Gavin Newsom Has Just Made Dolly Parton's Dream Of Child Literacy Come True
The term "giving back" gets overused a lot, but in the case of Dolly Parton, it's a way of life. The iconic country star grew up in poverty in rural Tennessee, sharing a two-room cabin with her parents and 11 siblings. Those days of scraping by are long gone, but Parton has never forgotten her roots, and her joy comes from helping others in need. Over the years, she has helped disaster victims, high school students with college dreams, hospitalized children, and bald eagles, just to name a few causes (per Billboard).
But one of Parton's most cherished causes is literacy. As she has explained, "[M]y Daddy...was the smartest man I have ever known, but I know in my heart his inability to read probably kept him from fulfilling all of his dreams." Determined to help children achieve their own dreams, Parton began donating books to children in her birthplace of Sevier County, and from there, the Imagination Library was born. The award-winning program, which has expanded to the United Kingdom, Ireland, Canada, and Australia, provides free books to children from birth to age five, helping to ensure a lifelong love of reading.

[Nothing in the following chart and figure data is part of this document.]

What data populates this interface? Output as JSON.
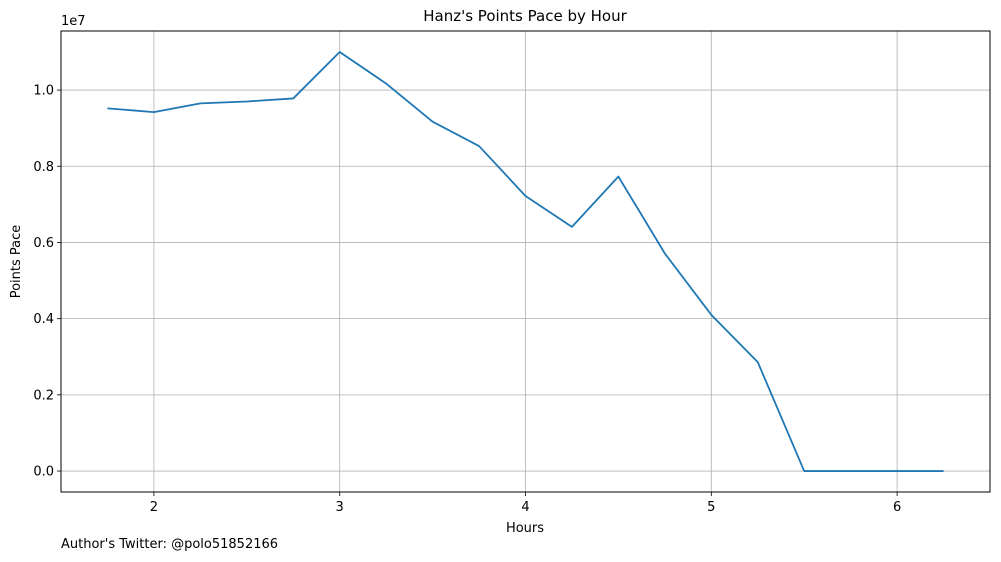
{
  "chart_data": {
    "type": "line",
    "title": "Hanz's Points Pace by Hour",
    "xlabel": "Hours",
    "ylabel": "Points Pace",
    "y_scale_label": "1e7",
    "xlim": [
      1.5,
      6.5
    ],
    "ylim": [
      -0.055,
      1.155
    ],
    "x_ticks": [
      2,
      3,
      4,
      5,
      6
    ],
    "x_tick_labels": [
      "2",
      "3",
      "4",
      "5",
      "6"
    ],
    "y_ticks": [
      0.0,
      0.2,
      0.4,
      0.6,
      0.8,
      1.0
    ],
    "y_tick_labels": [
      "0.0",
      "0.2",
      "0.4",
      "0.6",
      "0.8",
      "1.0"
    ],
    "grid": true,
    "series": [
      {
        "color": "#1f77b4",
        "x": [
          1.75,
          2.0,
          2.25,
          2.5,
          2.75,
          3.0,
          3.25,
          3.5,
          3.75,
          4.0,
          4.25,
          4.5,
          4.75,
          5.0,
          5.25,
          5.5,
          5.75,
          6.0,
          6.25
        ],
        "y": [
          0.952,
          0.942,
          0.965,
          0.97,
          0.978,
          1.1,
          1.017,
          0.917,
          0.853,
          0.722,
          0.641,
          0.773,
          0.571,
          0.41,
          0.286,
          0.0,
          0.0,
          0.0,
          0.0
        ]
      }
    ]
  },
  "footer": "Author's Twitter: @polo51852166"
}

The Imagination Library works through partnerships with local affiliates, meaning that sponsors organize in their area and raise the necessary funds, which comes to $2.10 per registered child per month. Depending on the location, that can run to six figures or more. That's not an issue any more in California, thanks to Governor Gavin Newsom.
Millions of California children will get books every month
In a show of bipartisanship, the California legislature just passed a bill to fund Dolly Parton's Imagination Library for the entire state. Governor Gavin Newsom gladly signed the bill into law on October 1, and the program will launch in June 2023.
As the Imagination Library website explains, only 1% of California children currently participate in the program: This law will now make it possible for all 2.4 million kids in the Golden State to get a free monthly book from birth through kindergarten age. That's a potential 144 million books (!) over the course of the first five years alone. The library supplies a variety of age-appropriate titles, including classics like "The Little Engine That Could," new favorites featuring Llama Llama and Peppa Pig, and of course titles written by Parton herself, such as "I Am a Rainbow."
In a statement she shared on the site, Parton enthused, "I'm so thrilled at the overwhelming support to make my Imagination Library available to every child in California!" She thanked the governor, along with bill sponsors Senator Shannon Grove and Senate Pro Tem Toni Atkins, for making the dream possible. "Today is an amazing milestone for children and families across the state! We still have a lot of work to do, but together we can inspire a love of reading in children across California that will last a lifetime."